The department of Public Safety at CSUN is working to improve parking and traffic on campus during the semester’s opening week and will also continue to enforce Project P.E.D. throughout the semester. The project is a pedestrian safety campaign that began last December and stands for Pedestrian Safety Enforcement Deterrence.

With a full staff of about 25 officers patrolling campus traffic, public safety officers are working to improve traffic on and around campus. Christina Villalobos, the public information officer for the CSUN police department, said because many of the drivers are returning students, there may not be as big or as many problems as there often is during the fall semester.

Still, the department focuses on traffic during the first days of every semester. Villalobos said that besides having a full staff patrolling, there are also signs that let students know which lots are full, and officers are directing traffic.

Alfredo Fernandez, captain of parking and transportation services, said the traffic on Wednesday went very smoothly. Traffic on Tuesday, though, was quite hectic.

Rob Winter, a graphic design major, said he has had to arrive at least an hour before his 11 a.m. class just to be sure he will have enough time to find parking in Lot E6 and not be late for class.

“Today I got to school at 10 a.m. and I didn’t find parking until a quarter to 11,” Winter said. “It’s the same deal every semester.”

Kimberly Lujan, an undeclared sophomore, said that traffic seemed to have improved because of the officers directing traffic. She said traffic would be worse without them.

“As people start to get into their groove and arrange their schedule, things will get better,” Fernandez said.

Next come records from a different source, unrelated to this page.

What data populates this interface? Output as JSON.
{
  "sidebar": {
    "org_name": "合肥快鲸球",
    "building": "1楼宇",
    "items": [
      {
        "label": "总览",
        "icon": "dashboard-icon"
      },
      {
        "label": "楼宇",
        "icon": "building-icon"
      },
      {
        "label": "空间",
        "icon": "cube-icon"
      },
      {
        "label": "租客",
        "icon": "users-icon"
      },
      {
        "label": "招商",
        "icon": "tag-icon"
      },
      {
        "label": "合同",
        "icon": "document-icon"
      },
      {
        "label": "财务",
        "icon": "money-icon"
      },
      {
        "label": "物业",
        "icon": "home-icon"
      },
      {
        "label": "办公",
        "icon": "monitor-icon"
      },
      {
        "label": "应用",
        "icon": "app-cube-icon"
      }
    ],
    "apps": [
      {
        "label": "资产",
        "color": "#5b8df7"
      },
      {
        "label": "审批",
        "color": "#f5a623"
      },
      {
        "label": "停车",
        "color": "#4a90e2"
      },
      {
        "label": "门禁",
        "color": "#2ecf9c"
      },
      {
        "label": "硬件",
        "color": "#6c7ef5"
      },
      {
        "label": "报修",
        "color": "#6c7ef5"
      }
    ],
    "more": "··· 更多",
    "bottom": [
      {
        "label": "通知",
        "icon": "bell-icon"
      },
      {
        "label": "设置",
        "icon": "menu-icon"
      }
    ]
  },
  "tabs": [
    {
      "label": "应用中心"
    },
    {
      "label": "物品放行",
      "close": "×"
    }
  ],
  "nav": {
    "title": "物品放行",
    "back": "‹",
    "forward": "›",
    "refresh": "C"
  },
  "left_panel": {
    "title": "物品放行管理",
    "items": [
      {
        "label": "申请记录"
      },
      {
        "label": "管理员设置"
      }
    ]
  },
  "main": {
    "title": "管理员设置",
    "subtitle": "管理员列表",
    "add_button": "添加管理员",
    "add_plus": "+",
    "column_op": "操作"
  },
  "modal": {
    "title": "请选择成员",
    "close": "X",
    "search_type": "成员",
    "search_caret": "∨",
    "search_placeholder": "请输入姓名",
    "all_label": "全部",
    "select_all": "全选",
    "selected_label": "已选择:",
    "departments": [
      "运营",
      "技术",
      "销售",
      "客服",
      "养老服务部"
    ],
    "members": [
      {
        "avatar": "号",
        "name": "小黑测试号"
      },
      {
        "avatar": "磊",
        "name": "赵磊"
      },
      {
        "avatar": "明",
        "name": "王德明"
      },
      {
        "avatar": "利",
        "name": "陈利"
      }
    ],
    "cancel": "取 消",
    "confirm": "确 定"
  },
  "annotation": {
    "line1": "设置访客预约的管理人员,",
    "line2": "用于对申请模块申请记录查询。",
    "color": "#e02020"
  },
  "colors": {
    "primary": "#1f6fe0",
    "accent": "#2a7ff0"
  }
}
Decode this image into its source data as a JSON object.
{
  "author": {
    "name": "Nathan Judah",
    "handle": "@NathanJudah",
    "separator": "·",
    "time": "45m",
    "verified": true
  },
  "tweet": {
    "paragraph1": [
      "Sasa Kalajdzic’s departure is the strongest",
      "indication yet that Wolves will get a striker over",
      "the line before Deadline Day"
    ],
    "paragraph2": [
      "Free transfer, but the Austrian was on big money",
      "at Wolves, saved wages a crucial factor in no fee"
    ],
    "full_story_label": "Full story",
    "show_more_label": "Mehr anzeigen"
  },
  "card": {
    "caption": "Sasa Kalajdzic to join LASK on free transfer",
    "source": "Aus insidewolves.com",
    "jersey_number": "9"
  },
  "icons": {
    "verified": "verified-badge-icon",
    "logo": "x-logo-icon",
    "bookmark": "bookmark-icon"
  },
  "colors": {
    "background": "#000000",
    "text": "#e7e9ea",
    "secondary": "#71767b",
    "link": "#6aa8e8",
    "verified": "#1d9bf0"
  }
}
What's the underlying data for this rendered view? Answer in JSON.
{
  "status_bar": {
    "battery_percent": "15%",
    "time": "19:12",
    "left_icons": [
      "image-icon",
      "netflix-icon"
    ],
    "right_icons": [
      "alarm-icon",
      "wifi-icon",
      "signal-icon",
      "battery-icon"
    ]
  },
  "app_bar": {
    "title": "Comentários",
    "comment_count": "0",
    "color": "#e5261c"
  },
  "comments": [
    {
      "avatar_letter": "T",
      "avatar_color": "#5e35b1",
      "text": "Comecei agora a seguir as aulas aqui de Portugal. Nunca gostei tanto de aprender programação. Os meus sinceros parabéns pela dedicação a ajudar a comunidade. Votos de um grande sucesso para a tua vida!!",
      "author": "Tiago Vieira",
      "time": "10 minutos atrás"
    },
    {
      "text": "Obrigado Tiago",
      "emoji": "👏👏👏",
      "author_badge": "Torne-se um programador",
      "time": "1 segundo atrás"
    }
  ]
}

Even though there is a focus on traffic during the first week of school, public safety will continue to enforce Project P.E.D.

It is a program that started toward the end of last semester and was designed to raise awareness of pedestrian safety. Villalobos said that Project P.E.D. is a ongoing effort.

“We’re putting signs up to alert people of our efforts,” Villalobos said.

Fernandez said although the department focuses on traffic during the first week, next week they will be concentrating on enforcement. While there are no statistics available yet on the number of citations handed out since the start of Project P.E.D., Fernandez said the program has had a successful impact.

The department of public safety is also looking into other agencies, such as the LAPD and LAUSD, to assist with their enforcement efforts. Villalobos said there are usually only about two to three officers patrolling campus, which is why they are looking into other agencies for assistance.